Some of the fossil specimens preserve a pinkish colour of the larval shells. The protoconch is naticoid in shape and has approximately 3¼ whorls. Most specimens have two thin spirals above the periphery, visible in apical view, and a third such spiral below the periphery, which separates the base of the protoconch and becomes covered by subsequent whorls. The described ornament can be fairly constant, but some specimens were found in which these three spirals are lacking. Richter (1968, p. 17, fig. 6c) described Recent larval shells from the Gulf of Naples as smooth. For Recent material from near Hawaii, Seapy (1990, p. 114, fig. 4A-D) also stated that the first whorls are smooth. But Batten & Dumont (1976, figs. 39–41) and Richter & Seapy (1999, p. 633, fig. 5A) and Janssen (2007) have described two protoconch morphologies.
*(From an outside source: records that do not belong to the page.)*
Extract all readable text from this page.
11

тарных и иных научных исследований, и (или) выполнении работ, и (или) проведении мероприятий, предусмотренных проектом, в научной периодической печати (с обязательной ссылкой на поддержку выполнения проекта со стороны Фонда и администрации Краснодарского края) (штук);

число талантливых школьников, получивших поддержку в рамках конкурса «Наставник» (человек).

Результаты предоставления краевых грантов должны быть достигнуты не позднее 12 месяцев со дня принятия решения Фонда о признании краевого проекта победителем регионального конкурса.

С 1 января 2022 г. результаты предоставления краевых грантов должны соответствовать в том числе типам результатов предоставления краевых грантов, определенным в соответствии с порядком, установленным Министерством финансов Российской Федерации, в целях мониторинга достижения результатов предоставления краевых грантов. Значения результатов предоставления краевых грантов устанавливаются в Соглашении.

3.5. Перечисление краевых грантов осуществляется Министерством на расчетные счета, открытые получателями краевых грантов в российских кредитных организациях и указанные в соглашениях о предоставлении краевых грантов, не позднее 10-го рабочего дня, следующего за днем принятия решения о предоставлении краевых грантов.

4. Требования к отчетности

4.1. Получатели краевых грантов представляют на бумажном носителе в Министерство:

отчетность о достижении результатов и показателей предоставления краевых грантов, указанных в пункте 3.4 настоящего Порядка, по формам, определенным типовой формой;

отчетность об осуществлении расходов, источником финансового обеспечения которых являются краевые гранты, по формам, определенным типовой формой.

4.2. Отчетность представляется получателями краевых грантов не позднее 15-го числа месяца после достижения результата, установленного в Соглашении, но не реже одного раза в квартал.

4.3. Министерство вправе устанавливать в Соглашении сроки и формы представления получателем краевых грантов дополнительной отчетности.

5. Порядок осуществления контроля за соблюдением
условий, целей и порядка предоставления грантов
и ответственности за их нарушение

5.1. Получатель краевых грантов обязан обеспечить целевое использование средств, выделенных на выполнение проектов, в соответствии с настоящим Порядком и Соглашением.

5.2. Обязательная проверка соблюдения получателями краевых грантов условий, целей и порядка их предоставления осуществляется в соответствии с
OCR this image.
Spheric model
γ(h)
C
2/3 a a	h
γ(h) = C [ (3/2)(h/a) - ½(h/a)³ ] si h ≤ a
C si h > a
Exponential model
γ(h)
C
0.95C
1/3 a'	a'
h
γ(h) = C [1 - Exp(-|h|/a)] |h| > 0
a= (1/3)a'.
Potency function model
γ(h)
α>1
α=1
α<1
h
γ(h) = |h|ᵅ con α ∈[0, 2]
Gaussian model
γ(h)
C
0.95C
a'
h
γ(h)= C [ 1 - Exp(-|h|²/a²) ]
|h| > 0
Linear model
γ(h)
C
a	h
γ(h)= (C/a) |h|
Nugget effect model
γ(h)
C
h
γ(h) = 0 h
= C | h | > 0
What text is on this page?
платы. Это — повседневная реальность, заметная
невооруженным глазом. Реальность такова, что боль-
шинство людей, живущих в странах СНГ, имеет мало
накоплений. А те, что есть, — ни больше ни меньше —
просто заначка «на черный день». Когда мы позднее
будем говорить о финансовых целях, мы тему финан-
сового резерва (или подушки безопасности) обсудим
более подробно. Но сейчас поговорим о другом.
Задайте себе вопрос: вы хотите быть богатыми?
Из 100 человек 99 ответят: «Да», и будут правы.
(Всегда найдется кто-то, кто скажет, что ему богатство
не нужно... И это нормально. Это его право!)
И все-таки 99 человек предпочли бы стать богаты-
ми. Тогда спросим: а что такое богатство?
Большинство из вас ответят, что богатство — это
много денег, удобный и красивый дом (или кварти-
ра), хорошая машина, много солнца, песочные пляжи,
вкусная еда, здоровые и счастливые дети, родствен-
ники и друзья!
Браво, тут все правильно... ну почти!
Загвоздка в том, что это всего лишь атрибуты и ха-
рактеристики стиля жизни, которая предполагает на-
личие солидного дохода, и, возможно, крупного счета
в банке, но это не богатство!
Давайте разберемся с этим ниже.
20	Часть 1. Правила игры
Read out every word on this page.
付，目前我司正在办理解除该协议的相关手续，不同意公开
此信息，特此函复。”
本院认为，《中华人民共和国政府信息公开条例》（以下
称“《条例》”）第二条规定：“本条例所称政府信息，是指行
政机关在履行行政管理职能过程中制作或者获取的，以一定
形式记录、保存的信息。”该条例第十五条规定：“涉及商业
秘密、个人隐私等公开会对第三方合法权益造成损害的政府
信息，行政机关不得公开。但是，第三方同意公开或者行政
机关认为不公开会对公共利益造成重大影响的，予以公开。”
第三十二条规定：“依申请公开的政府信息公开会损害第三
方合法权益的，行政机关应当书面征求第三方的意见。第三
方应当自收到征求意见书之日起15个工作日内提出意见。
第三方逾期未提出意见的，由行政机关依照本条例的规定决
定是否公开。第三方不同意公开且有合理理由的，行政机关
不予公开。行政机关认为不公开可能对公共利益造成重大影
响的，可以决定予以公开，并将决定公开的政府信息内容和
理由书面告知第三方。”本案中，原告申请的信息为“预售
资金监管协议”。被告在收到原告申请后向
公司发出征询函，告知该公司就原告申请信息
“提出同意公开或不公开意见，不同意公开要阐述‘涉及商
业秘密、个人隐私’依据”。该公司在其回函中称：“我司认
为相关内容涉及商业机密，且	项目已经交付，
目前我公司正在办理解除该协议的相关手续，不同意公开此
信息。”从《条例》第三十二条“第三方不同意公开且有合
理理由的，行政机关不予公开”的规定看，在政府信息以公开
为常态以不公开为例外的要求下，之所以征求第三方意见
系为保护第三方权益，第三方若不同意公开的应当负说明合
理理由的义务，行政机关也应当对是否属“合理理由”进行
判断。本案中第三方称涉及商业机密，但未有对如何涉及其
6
On the teleoconch whorls, the peripheral belt on which the conchiolin keel was attached is very clear. Growth lines are strongly bent backward on this belt, indicating the presence of a deep sinus on the apertural margin. A very faint spiral striation is visible all over the adult shell surface.

==Distribution==
The first fossil specimens of Protatlanta souleyeti from Cainozoic has been found from Pliocene in Anda, Pangasinan, Luzon, Philippines in 2001 (published in 2007).

== Habitat ==
Minimum recorded depth is 0 m. Maximum recorded depth is 0 m.